Different personality theories talk about different number of personality traits. Currently the Big Five model is the most accurate representation of personality traits. According to this model there are 5 main personality traits – extraversion, neuroticism, conscientiousness, openness to experiences and agreeableness and studies show that conscientiousness usually predicts job performance the best. Other 4 traits mentioned generally do not predict job performance, but they can help us predict how successful will people be in certain professions. So agreeableness and openness to experiences are better at predicting how one will be successful at service activities and extraversion in management and sales. Low neuroticism, that is emotional stability predicts successfulness in police and manual labor. (Cook and Cripps 2009).
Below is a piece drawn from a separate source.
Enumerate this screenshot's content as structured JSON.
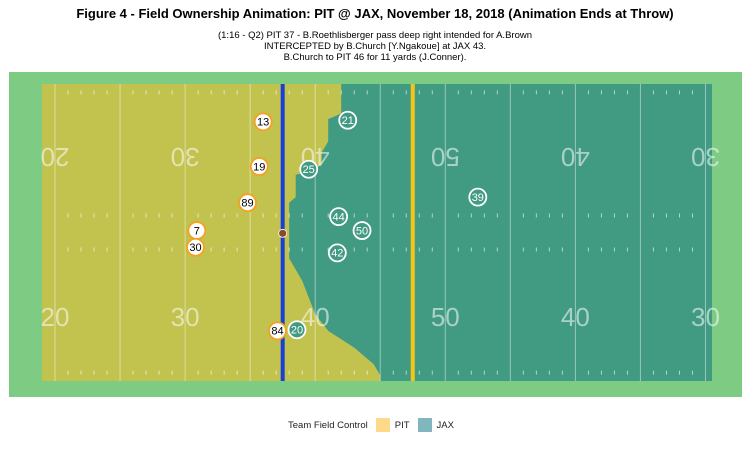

Personality questionnaires are limited when it comes to predicting job performance. They are better at predicting other aspects of work behavior, for example perseverance (Cook and Cripps 2009). But, sometimes this is exactly what the employer needs. In fact, the costs of hiring a worker are pretty high. The whole selection process costs as the eventual training of the hired candidate. The point is that it is not worth to the employer to hire someone just because this person got the best score at the cognitive ability test, if this candidate probably won’t stay at that job. That’s the reason the employer is looking for an employee who suits him the best with his personality. The costs the employer has to pay for the employee who will not stay at the job can exceed the profit made from high work efficiency in a short time period.
The problem with the personality tests lies in cheating. In fact, the answers can be false. It is logical that a person wants to, through the selection process, make themselves look the best in order to get the job. The solution to this problem lies in making scales to find out if a person is lying which are a component of most of the personality tests. So, this is a recommendation to all, be honest while filling out a personality test because it is possible that you will not get a job because you cheated! There’s another problem connected with personality tests – even if the candidate is not honest, it is questionable how well he or she knows themselves.
Considering the fact that the psychological tests with their numerous qualities also have good traits, it is not good to base your selection decisions only on the test results! In practice this is not done!! Psychological testing is usually conducted alongside an interview.
In the end it is important to emphasize that the psychologist’s professional ethics commits him to keep the results of test a secret. This means that after a test psychologist must not tell his colleagues, boss or manager what result did a candidate get on a cognitive test and what the candidate’s IQ is or discuss how the candidate answered a particular question in the test. A psychologist gives his opinion in a form of a report at the very end of a selection process. The psychologist keeps the test through a certain time period and the test is kept in a locked place, so unauthorized people cannot see it.
Cook, M. & Cripps, B. (2009). Psihološko procjenjivanje na radnome mjestu. Školska knjiga. Zagreb.
Cooper, D. & Robertson, I. T. (2007). Psihologija odabira zaposlenika. Naklada Slap. Jastrebarsko.